Systematic devaluation—of the elderly, the poor, the disabled, those branded ‘Other’ over skin color, faith, or language—isn’t unique to natural disasters in the United States. In the UK, it took a man-made catastrophe for me and my neighbours to realize that we had been bystanders to devaluation in our own backyard.

My thoughts returned to Grenfell Tower when I read Kant’s lament after Lisbon: “Unperturbed by the fate that is perhaps not [so] distant from us, we give way to pity rather than fear when we observe the devastation caused in neighbouring places by the destruction lying hidden beneath our feet.”

To Kant’s point about pity, evidently we value what we can see. When images of sunken homes and broken bodies make the front pages, human beings become miraculously generous. Ordinary people become heroes. After the damage is done, we welcome strangers into our homes. We donate money, food, diapers, and medicines (albeit medicines that are often near or past expiration).

But what about before the damage is done? We know that disaster preparedness is more cost-effective than future relief (by a factor of 15, according to some researchers), but you wouldn’t think it by the way we behave. The UN’s Food and Agriculture Organization reported that for every $100 spent on the top 20 humanitarian recipients between 2007-2012, just 62 cents were spent on preparedness.
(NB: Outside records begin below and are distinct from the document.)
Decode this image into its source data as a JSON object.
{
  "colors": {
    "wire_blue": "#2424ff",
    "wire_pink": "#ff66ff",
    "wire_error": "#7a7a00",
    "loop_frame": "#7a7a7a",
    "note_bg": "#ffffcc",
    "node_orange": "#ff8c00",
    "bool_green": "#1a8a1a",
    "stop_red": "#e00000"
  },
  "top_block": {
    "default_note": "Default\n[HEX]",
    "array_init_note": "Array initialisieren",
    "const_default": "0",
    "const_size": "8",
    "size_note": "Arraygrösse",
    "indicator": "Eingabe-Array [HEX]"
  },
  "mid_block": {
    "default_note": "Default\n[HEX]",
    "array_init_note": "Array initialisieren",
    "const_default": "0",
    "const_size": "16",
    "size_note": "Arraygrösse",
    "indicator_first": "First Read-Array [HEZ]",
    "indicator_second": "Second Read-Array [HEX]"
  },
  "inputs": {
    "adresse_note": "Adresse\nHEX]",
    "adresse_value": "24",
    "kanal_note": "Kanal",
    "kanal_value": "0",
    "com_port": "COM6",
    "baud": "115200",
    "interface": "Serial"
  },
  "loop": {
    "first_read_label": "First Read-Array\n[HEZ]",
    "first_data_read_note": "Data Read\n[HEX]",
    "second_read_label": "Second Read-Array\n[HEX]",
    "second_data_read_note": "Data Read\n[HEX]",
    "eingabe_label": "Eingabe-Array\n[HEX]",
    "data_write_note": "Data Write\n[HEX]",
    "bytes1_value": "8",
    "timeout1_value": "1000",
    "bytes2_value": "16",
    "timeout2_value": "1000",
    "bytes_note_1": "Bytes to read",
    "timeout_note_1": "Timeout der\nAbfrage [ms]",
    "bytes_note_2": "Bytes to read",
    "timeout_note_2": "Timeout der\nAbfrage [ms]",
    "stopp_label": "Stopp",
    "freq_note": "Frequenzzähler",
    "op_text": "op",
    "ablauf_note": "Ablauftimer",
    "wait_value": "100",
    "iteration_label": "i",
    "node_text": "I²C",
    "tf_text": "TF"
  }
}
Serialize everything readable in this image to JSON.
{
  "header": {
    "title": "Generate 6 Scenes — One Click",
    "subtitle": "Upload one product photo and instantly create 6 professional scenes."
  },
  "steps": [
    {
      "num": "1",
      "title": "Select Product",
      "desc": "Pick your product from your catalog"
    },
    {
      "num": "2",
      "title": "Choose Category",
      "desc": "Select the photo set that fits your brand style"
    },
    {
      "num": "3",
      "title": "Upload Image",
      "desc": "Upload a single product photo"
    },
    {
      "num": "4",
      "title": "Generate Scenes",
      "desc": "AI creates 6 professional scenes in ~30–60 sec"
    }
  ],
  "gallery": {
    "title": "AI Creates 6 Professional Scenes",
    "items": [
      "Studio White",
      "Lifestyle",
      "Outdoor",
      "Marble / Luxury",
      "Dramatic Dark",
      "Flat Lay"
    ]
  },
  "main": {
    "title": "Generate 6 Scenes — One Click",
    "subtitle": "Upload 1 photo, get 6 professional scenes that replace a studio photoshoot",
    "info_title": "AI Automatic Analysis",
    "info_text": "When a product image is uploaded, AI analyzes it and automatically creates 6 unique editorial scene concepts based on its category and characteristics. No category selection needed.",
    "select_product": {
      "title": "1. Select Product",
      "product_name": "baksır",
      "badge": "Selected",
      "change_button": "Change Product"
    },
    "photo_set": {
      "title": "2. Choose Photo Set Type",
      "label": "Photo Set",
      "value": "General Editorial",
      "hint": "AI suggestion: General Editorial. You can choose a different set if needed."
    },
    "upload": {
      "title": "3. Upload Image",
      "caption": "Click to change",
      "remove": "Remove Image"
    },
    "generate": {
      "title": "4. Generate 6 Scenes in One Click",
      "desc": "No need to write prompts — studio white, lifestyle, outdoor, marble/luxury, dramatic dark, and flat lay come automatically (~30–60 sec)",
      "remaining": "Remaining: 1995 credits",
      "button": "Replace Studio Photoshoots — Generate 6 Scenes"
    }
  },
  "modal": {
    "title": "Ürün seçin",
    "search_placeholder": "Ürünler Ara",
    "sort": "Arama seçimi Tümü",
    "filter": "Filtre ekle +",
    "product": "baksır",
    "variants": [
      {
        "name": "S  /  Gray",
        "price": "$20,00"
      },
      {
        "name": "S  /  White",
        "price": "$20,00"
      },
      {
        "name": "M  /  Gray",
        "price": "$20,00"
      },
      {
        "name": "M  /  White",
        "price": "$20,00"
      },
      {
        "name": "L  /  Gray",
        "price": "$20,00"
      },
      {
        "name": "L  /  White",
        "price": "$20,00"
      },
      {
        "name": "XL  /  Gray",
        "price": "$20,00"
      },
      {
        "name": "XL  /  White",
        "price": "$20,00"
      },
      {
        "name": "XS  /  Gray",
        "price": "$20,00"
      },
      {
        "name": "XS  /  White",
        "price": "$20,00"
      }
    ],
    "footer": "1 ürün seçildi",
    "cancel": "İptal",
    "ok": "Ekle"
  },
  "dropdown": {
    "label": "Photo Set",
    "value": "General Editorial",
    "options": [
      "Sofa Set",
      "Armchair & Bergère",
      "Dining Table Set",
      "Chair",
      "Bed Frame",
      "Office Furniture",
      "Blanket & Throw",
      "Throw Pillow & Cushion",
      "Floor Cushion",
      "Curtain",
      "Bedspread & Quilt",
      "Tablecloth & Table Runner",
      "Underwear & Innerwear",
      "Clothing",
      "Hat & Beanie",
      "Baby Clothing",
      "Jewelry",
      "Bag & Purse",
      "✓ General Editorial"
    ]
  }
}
Even when policymakers try to plan for tomorrow, they run into cultural norms that can’t be legislated. By admission of Canada’s Department of Public Safety and Emergency Preparedness, “the cultural shift expected from the [National Disaster Mitigation Strategy] is in direct opposition to the prevailing culture…where immediate gratification shapes many personal and public decisions.” There's a telling contrast between our “prevailing culture” and that of the Iroquois Confederacy, where decision makers were required to consider potential contingencies for the next seven generations.

Strange as it sounds, reading about the Lisbon earthquake leaves me hopeful that the recent spate of disasters could catalyze some enlightened action in our own time. After all, the ashes of Lisbon yielded much more than “melancholy reflections” and “fine philosophy.” The King of Portugal is credited as having ordered the first state-coordinated disaster response in human history, and his minister’s scientific investigation into possible causes gave rise to disciplines that were then unimaginable: seismology and geotechnical engineering.

One wonders what’s possible, say in seven generations, if we ask the right questions today.